The purpose of this form is for the Office of the Personnel Management to verify the records of the survivor. This is to ensure that the annuity payment, as well as informational correspondence, are received by the rightful survivor. It is the information that is being verified,

 

ri20-7, Representative Payee Application

The purpose of soliciting the required information is to determine the representative payee’s  relationship with the annuitant. It also features the extent of the representative’s  ability to take care of the  annuitant’s financial affairs. The  representative is  advised to answer all of the questions.

ri30-1, Request for Information

In order for the Retirement Services Publications Team of the Office of Personnel Management to determine your entitlement to continuation of disability annuity payments, there is a need for you to ask your physician or treating medical facility to provide relevant information as enumerated in the form itself.
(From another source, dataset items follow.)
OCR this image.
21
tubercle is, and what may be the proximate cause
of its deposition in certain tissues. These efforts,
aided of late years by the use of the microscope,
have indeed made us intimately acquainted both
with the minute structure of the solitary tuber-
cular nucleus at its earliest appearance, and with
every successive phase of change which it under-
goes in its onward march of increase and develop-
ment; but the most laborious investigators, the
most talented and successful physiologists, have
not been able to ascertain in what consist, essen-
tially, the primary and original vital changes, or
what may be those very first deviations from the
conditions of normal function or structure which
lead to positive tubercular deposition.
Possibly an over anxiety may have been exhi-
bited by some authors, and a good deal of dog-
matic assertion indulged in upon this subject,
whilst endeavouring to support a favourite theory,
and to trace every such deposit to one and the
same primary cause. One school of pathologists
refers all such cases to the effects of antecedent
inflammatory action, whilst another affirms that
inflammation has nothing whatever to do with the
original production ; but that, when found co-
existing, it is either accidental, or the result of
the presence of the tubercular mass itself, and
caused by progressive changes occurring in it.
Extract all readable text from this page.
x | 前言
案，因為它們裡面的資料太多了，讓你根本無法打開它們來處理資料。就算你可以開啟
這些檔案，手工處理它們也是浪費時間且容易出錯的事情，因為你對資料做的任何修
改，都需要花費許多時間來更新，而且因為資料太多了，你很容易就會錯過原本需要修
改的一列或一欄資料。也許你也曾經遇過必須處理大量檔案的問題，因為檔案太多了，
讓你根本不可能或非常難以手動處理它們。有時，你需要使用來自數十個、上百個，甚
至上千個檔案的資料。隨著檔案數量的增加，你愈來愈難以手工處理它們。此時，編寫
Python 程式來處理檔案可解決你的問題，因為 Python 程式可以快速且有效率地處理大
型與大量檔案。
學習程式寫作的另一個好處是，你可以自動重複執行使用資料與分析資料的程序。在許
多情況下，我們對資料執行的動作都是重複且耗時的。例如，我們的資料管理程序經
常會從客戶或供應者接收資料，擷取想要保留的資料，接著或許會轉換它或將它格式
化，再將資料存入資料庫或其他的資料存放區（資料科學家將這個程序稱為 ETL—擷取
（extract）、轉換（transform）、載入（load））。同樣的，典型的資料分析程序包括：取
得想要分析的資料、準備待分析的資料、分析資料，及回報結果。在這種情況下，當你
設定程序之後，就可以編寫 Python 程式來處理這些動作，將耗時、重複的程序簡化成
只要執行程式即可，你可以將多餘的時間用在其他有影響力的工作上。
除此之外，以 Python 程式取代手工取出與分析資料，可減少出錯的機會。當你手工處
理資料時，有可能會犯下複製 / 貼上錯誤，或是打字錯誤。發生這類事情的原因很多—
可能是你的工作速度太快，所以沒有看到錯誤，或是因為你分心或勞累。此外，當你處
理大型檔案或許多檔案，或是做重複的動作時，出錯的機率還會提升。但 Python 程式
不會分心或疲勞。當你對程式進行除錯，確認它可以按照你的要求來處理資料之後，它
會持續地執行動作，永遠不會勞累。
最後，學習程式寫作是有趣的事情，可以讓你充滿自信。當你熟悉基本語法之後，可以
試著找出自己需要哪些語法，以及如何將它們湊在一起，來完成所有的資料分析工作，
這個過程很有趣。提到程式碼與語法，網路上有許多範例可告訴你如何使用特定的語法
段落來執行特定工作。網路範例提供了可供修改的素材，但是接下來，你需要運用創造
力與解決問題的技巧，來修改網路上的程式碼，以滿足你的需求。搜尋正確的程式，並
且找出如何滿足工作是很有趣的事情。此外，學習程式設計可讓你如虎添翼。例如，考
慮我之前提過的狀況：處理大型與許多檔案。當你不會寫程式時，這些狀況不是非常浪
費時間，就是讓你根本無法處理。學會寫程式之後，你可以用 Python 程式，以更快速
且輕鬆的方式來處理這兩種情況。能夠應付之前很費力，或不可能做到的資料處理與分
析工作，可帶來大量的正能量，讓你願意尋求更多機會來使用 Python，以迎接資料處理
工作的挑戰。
ri38-122, Alternative Annuity and Rollover Election

For you to complete this form, you need to read the Alternative Annuity Election Information for Employees.  The complete alternative annuity election package from the Office of the Personnel Management  is necessary for you to make an alternative annuity election.  Provide your certification which states that you have no former spouse who is entitled to receive a portion of your annuity or your annuity. For the rollover election, choose one option as indicated in the form itself.

 

ri38-124, Voluntary Contributions Election

Please read carefully all the information provided in this form  which pertain making voluntary contributions election, before completing it. There are line instructions for you to be guided in answering all questions accurately.

 

Ri79-9,Health Benefits Cancellation/Suspension Confirmation

This form can be completed and filed by Civil Service Retirement System and Federal Employee Retirement System  annuitants,  survivor annuitants, and former spouse annuitants. The applicants can decide to cancel or suspend enrollment in the Federal   Employee Health Benefits Program. They are advised to read  the front and back of the form.

 

ri92,-19, Application for Deferment or Postponement Retirement

This application is to be completed by a former Federal employee who was covered by the Federal Employee Retirement  System. The applicant is advised to read carefully  the instructions pertaining to  retirement annuity.

ri10-125, Federal Employee Retirement Coverage Correction Act (FERCCA)

The employee fills out information as indicated. The employee has received sufficient information to make an informed decision or final and irrevocable election. The election is based on the Federal Employee Retirement Coverage Corrections Act. Likewise, the decision is made pursuant to the FERCCA Election Summary material.

 

ri_30-10_june_2010_508, Disabled Dependent Questionnaire

Whatever pertinent answers you will provide on this Disabled Dependent Questionnaire, the same will be used to collect sufficient confirmation. The medical condition and evidence capacity would be the bases of the Office of Personnel Management to check whether a disabled adult child is eligible for continued benefits: health benefits coverage and survivor annuity payments. These 2 reasons are under the Civil Service Retirement System or the Federal Employees Retirement System.